DC did it differently, starting with a clean slate, radically retooling some of these heroes. As one example there was The Web, originally a fairly standard roof runner superhero whose gimmick was that he was henpecked by his wife. In the !mpact version, The Web became a group of armoured government agents, the equivalent of Marvel’s SHIELD. While some of the titles did hew close to the originals, especially with The Shield, as a reader you didn’t need to know any of that. Which made it very exciting for me.
At the time I had been reading superhero comics for a couple of years, but there had never been something like this, an entire new universe for me to explore. With only five launch titles (Jaguar, Legend of the Shield, The Comet, The Fly and The Web) it was also manageable to keep up with the entire line. A year or two later you’d be sick to the back teeth of all the new superhero universes launching, but back then it was all new and exciting.

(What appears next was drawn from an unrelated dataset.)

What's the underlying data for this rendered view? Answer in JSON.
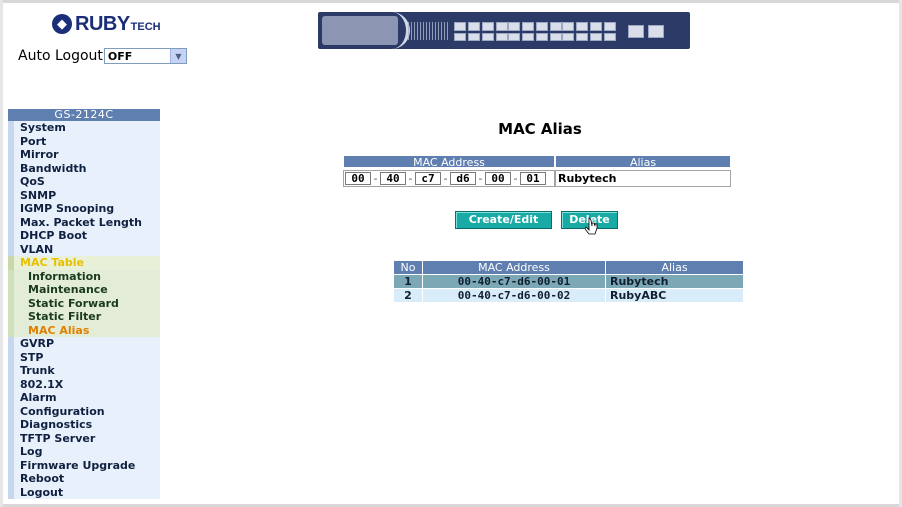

From the start, Jaguar was my favourite, not just because this was a seven foot tall muscular woman who towered over every other !mpact hero. Written by William Messner-Loebs, with art by David Williams and José Marzán Jr, the series had a healthy dose of soap opera shenanigans alongside the superheroics. Most drama courtesy of Tracey, resident queen bee who became Maria’s reluctant friend and confidante, the only person to know her secret identity. This being 1991 not even a hint of yuri could be found, but looking at it in hindsight it would’ve been a logical development.
Instead, she was friendly with fellow superhero the Fly, like herself somebody who transformed into an entirely different person, from teenager to adult. Their relationship was quite sweet, finding mutual comfort and friendship, but like with so much else, barely had time to even be established before the line was cancelled entirely.
I still feel this was a wasted opportunity, that if only DC had given it a little bit more time and attention this could’ve worked. Since then Archie has had multiple relaunched of their reclaimed superheroes, some of which have indeed been interesting (Mark Waid’s Fox series e.g.), but there has been nothing quite like !mpact and Jaguar since.